What Is the Average Credit Score in Canada?
Gain clarity on Canadian credit scores. Explore their overall landscape, how they're shaped, and their vital role in your financial journey.
Gain clarity on Canadian credit scores. Explore their overall landscape, how they're shaped, and their vital role in your financial journey.
A credit score is a numerical representation of an individual’s creditworthiness. This three-digit number, ranging from 300 to 900 in Canada, offers lenders a quick assessment of the risk associated with extending credit.
The average FICO Score in Canada was 760 as of November 2024. This figure provides insight into the general financial health of Canadian consumers. While other reports may show slightly different averages due to varying methodologies or data collection periods, the FICO score is widely used by Canadian lenders. A score of 760 falls within the “excellent” or “very good” range, indicating responsible credit management. A higher score signifies a lower risk to lenders, which can lead to more favorable borrowing terms.
A credit score indicates how likely a credit bureau believes an individual is to pay their bills on time. Its purpose is to provide lenders with a concise evaluation of a borrower’s credit risk. This helps determine eligibility for financial products and their terms.
Different score ranges signify varying levels of creditworthiness. Scores from 300 to 559 are poor, 560 to 659 are fair, 660 to 724 are good, 725 to 759 are very good, and 760 and above are excellent.
Credit scores are calculated and maintained by two credit bureaus in Canada: Equifax and TransUnion. These companies collect data from lenders and public records to compile an individual’s credit report. The information within these reports is then used to generate the credit score, which may vary slightly between the two bureaus due to different scoring models.
Payment history accounts for about 35% of the score. Consistently making payments on time for credit cards, loans, and lines of credit helps maintain a healthy score. Missed or late payments can substantially lower a score. The impact of missed payments considers how late they were, the amount owed, and their frequency.
Credit utilization, the amount of credit used compared to the total available credit, makes up around 30% of the score. Lenders prefer a low credit utilization ratio, ideally keeping it under 35% across all credit products. High utilization can signal increased risk, even if payments are made on time.
The length of an individual’s credit history influences their score, contributing approximately 15%. A longer history of responsible credit use reflects positively on a score. Older accounts showing consistent on-time payments demonstrate a proven track record of managing debt.
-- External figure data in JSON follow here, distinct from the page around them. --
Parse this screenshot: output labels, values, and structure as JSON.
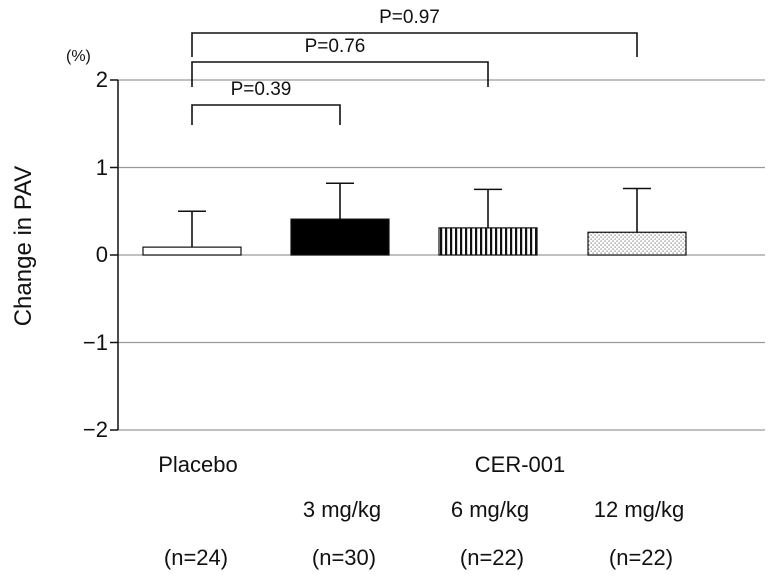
{
  "chart_data": {
    "type": "bar",
    "ylabel": "Change in PAV",
    "yunit": "(%)",
    "ylim": [
      -2,
      2
    ],
    "yticks": [
      "2",
      "1",
      "0",
      "−1",
      "−2"
    ],
    "ytick_values": [
      2,
      1,
      0,
      -1,
      -2
    ],
    "grid": true,
    "group_label": "CER-001",
    "categories": [
      {
        "label": "Placebo",
        "dose": "",
        "n": "(n=24)",
        "value": 0.09,
        "error": 0.41,
        "fill": "white"
      },
      {
        "label": "",
        "dose": "3 mg/kg",
        "n": "(n=30)",
        "value": 0.41,
        "error": 0.41,
        "fill": "black"
      },
      {
        "label": "",
        "dose": "6 mg/kg",
        "n": "(n=22)",
        "value": 0.31,
        "error": 0.44,
        "fill": "vertical-stripes"
      },
      {
        "label": "",
        "dose": "12 mg/kg",
        "n": "(n=22)",
        "value": 0.26,
        "error": 0.5,
        "fill": "dots"
      }
    ],
    "comparisons": [
      {
        "from": 0,
        "to": 1,
        "label": "P=0.39"
      },
      {
        "from": 0,
        "to": 2,
        "label": "P=0.76"
      },
      {
        "from": 0,
        "to": 3,
        "label": "P=0.97"
      }
    ]
  }
}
The types of credit an individual uses, also known as credit mix, accounts for about 10% of the score. A diverse mix of credit, such as revolving credit (credit cards) and installment loans (mortgages or car loans), can indicate financial maturity. Having too many accounts or a lack of variety can negatively impact the score.
New credit inquiries and recently opened accounts make up the remaining 10% of a credit score. Each time an individual applies for new credit, a “hard inquiry” is usually placed on their credit report, which can temporarily lower their score. Frequent applications for new credit within a short period may suggest a higher risk to lenders.
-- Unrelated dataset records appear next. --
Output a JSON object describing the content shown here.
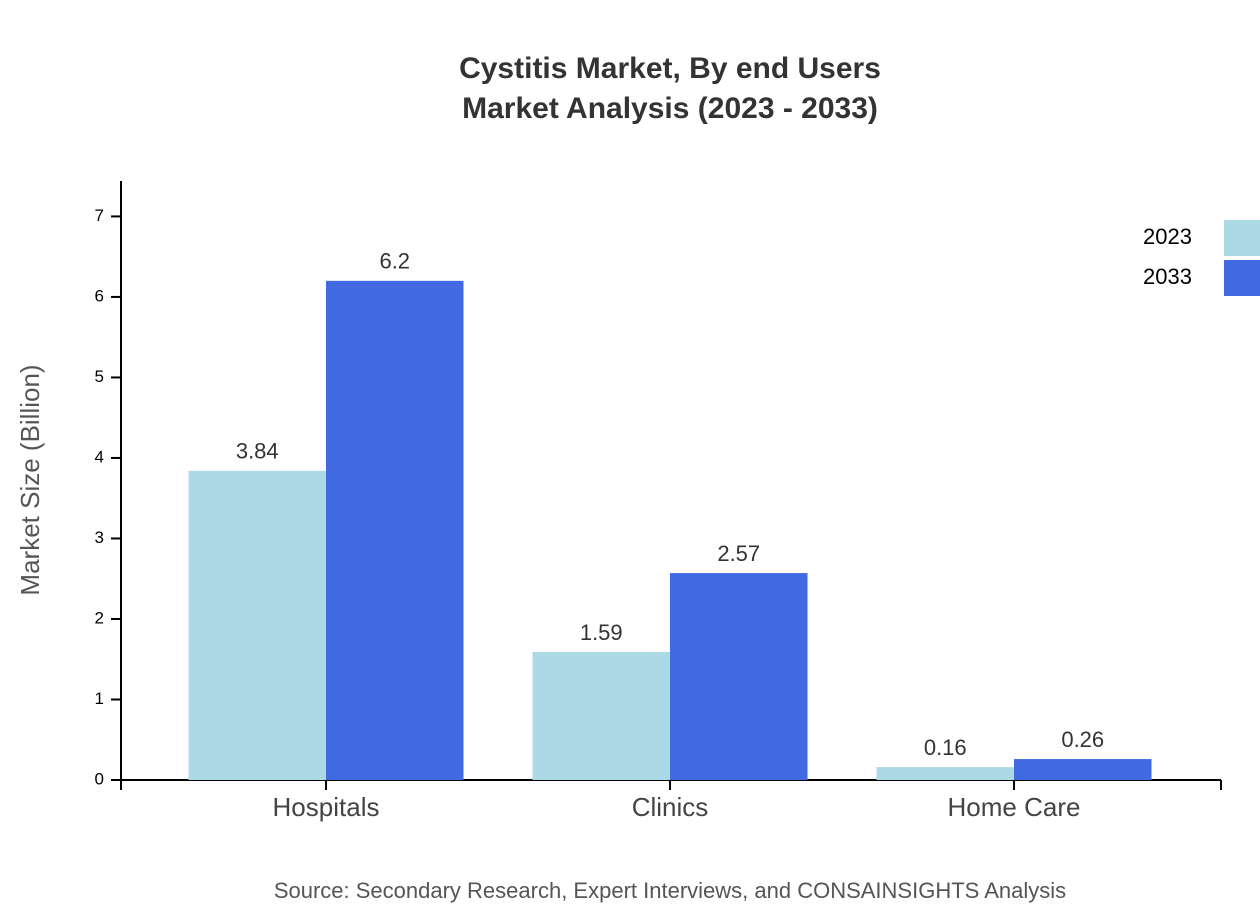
{
  "chart_data": {
    "type": "bar",
    "title": "Cystitis Market, By end Users",
    "subtitle": "Market Analysis (2023 - 2033)",
    "y_label": "Market Size (Billion)",
    "source": "Source: Secondary Research, Expert Interviews, and CONSAINSIGHTS Analysis",
    "categories": [
      "Hospitals",
      "Clinics",
      "Home Care"
    ],
    "series": [
      {
        "name": "2023",
        "color": "#add8e6",
        "values": [
          3.84,
          1.59,
          0.16
        ]
      },
      {
        "name": "2033",
        "color": "#4169e1",
        "values": [
          6.2,
          2.57,
          0.26
        ]
      }
    ],
    "ylim": [
      0,
      7.44
    ],
    "yticks": [
      0,
      1,
      2,
      3,
      4,
      5,
      6,
      7
    ]
  }
}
Credit scores are widely used by lenders in Canada to make informed decisions regarding loan approvals. This includes major financial products such as mortgages, car loans, and personal loans. A higher credit score can increase the likelihood of approval and often results in more competitive interest rates and favorable loan terms.
Beyond traditional loans, credit scores play a role in credit card applications and determining credit limits. Individuals with higher scores may qualify for premium cards with better rewards or lower interest rates. Landlords often review credit scores as part of rental applications to assess a prospective tenant’s financial reliability.
Insurance companies may consider credit scores when calculating premiums. Employers, where permitted by law, might conduct credit background checks as part of their hiring process, particularly for positions involving financial responsibility. A credit score opens doors to a broader range of financial products and services, reflecting an individual’s financial stability.